For personal work in 35mm, I usually process four or eight rolls of 35mm at a time in one tank. Sometimes, if I have a lot of film to process I'll load two tanks and run them 60 seconds apart, so I can basically do 16 rolls of 35mm at once. Occasionally I'll process only one or two rolls at a time, but this always feels like a waste of time and chemistry.
I used to process film at a small boutique b&w lab in NYC; I now run my own small lab for some of the same clients, and my processing is done the same way. I use baskets that can process 18 rolls of 120 or 220 at a time in deep tanks. When I have big orders I will load up two of these at once and run them in succession- so that once the the first basket goes into the fix, the second goes into the developer.
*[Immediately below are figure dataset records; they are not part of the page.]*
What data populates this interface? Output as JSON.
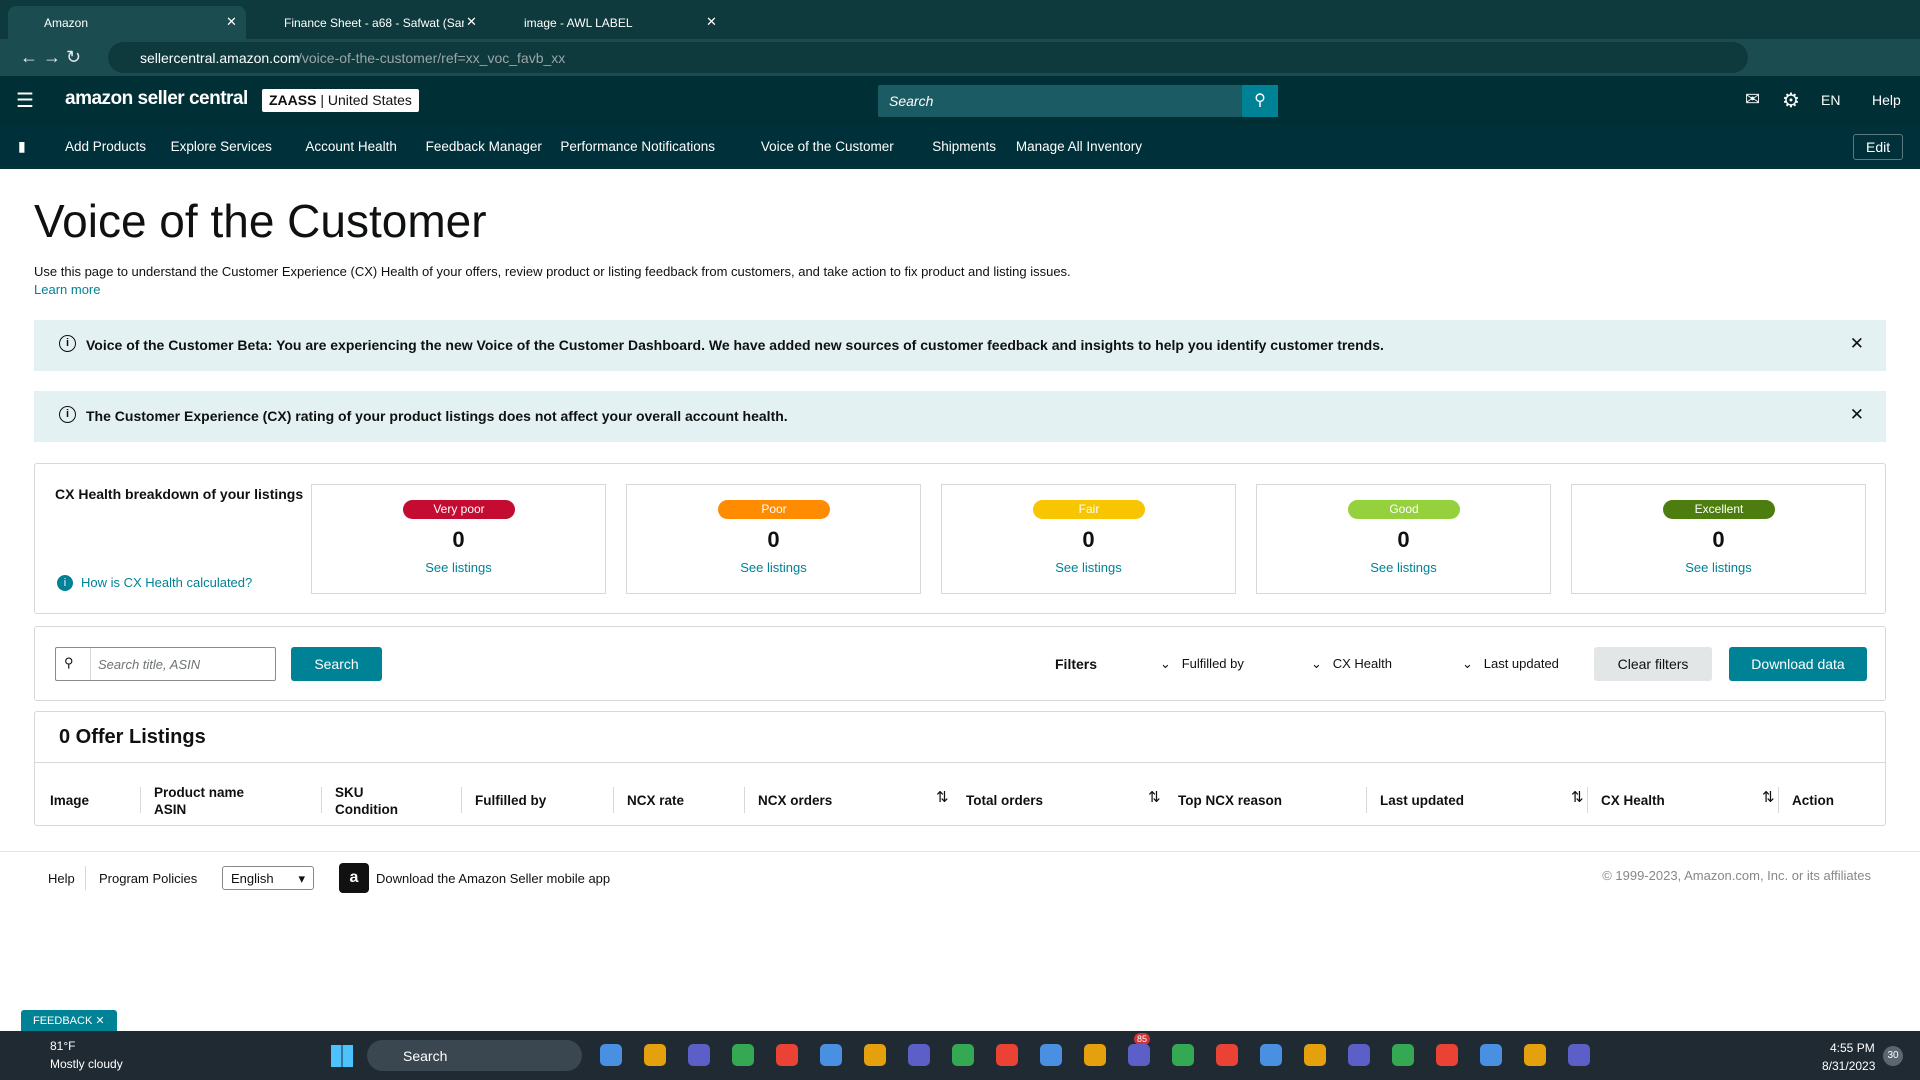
{
  "browser": {
    "tabs": [
      "Amazon",
      "Finance Sheet - a68 - Safwat (Sar",
      "image - AWL LABEL"
    ],
    "url_host": "sellercentral.amazon.com",
    "url_path": "/voice-of-the-customer/ref=xx_voc_favb_xx"
  },
  "header": {
    "logo": "amazon seller central",
    "store": "ZAASS",
    "region": "United States",
    "search_placeholder": "Search",
    "language": "EN",
    "help": "Help"
  },
  "nav": {
    "items": [
      "Add Products",
      "Explore Services",
      "Account Health",
      "Feedback Manager",
      "Performance Notifications",
      "Voice of the Customer",
      "Shipments",
      "Manage All Inventory"
    ],
    "edit": "Edit"
  },
  "page": {
    "title": "Voice of the Customer",
    "description": "Use this page to understand the Customer Experience (CX) Health of your offers, review product or listing feedback from customers, and take action to fix product and listing issues.",
    "learn_more": "Learn more"
  },
  "banners": [
    "Voice of the Customer Beta: You are experiencing the new Voice of the Customer Dashboard. We have added new sources of customer feedback and insights to help you identify customer trends.",
    "The Customer Experience (CX) rating of your product listings does not affect your overall account health."
  ],
  "cx_health": {
    "heading": "CX Health breakdown of your listings",
    "help_link": "How is CX Health calculated?",
    "cards": [
      {
        "label": "Very poor",
        "count": 0,
        "link": "See listings"
      },
      {
        "label": "Poor",
        "count": 0,
        "link": "See listings"
      },
      {
        "label": "Fair",
        "count": 0,
        "link": "See listings"
      },
      {
        "label": "Good",
        "count": 0,
        "link": "See listings"
      },
      {
        "label": "Excellent",
        "count": 0,
        "link": "See listings"
      }
    ]
  },
  "toolbar": {
    "search_placeholder": "Search title, ASIN",
    "search_button": "Search",
    "filters": "Filters",
    "filter_options": [
      "Fulfilled by",
      "CX Health",
      "Last updated"
    ],
    "clear": "Clear filters",
    "download": "Download data"
  },
  "listings": {
    "title": "0 Offer Listings",
    "columns": [
      [
        "Image"
      ],
      [
        "Product name",
        "ASIN"
      ],
      [
        "SKU",
        "Condition"
      ],
      [
        "Fulfilled by"
      ],
      [
        "NCX rate"
      ],
      [
        "NCX orders"
      ],
      [
        "Total orders"
      ],
      [
        "Top NCX reason"
      ],
      [
        "Last updated"
      ],
      [
        "CX Health"
      ],
      [
        "Action"
      ]
    ]
  },
  "footer": {
    "links": [
      "Help",
      "Program Policies"
    ],
    "language": "English",
    "app": "Download the Amazon Seller mobile app",
    "copyright": "© 1999-2023, Amazon.com, Inc. or its affiliates"
  },
  "feedback": "FEEDBACK",
  "taskbar": {
    "temperature": "81°F",
    "weather": "Mostly cloudy",
    "search": "Search",
    "badge": "85",
    "time": "4:55 PM",
    "date": "8/31/2023",
    "notifications": "30"
  }
}
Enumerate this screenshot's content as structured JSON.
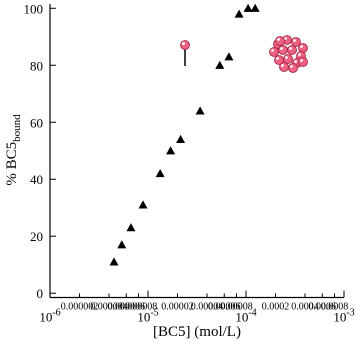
{
  "chart_data": {
    "type": "scatter",
    "xlabel": "[BC5] (mol/L)",
    "ylabel": "% BC5",
    "ylabel_sub": "bound",
    "xscale": "log",
    "xlim": [
      1e-06,
      0.001
    ],
    "ylim": [
      -1.5,
      101.5
    ],
    "xticks": [
      {
        "value": 1e-06,
        "label": "10^-6"
      },
      2e-06,
      4e-06,
      6e-06,
      8e-06,
      {
        "value": 1e-05,
        "label": "10^-5"
      },
      2e-05,
      4e-05,
      6e-05,
      8e-05,
      {
        "value": 0.0001,
        "label": "10^-4"
      },
      0.0002,
      0.0004,
      0.0006,
      0.0008,
      {
        "value": 0.001,
        "label": "10^-3"
      }
    ],
    "yticks": [
      0,
      20,
      40,
      60,
      80,
      100
    ],
    "color": "#000000",
    "x": [
      4.5e-06,
      5.4e-06,
      6.7e-06,
      8.9e-06,
      1.33e-05,
      1.7e-05,
      2.15e-05,
      3.4e-05,
      5.4e-05,
      6.7e-05,
      8.5e-05,
      0.000105,
      0.000124
    ],
    "values": [
      11,
      17,
      23,
      31,
      42,
      50,
      54,
      64,
      80,
      83,
      98,
      100,
      100
    ]
  }
}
This means I can process up to 36 rolls of 120 or 220 in a single lights-out session which may last 45 minutes to an hour, including time to load the film.
For sheet films I have several different processes, depending upon the format and the quantity I have to process. For 4x5, I'll run 10 sheets at a time in single sheet holders in small tanks, or 24 sheets at a time, in 6 holders which each take 4 sheets at a time- these go in the same deep tanks as the medium format baskets. For film larger than 4x5, I use open trays. With 5x7 and 8x10 film, I try to limit it to no more than 6 sheets at a time in a single tray; larger films really need even fewer sheets at a time. I can process sheet film up to 20x24 inches this way- though I've found that film above 11x14 should really be done one or maybe two sheets at a time. This is slow and tedious stuff, and very expensive- but man, do they look good!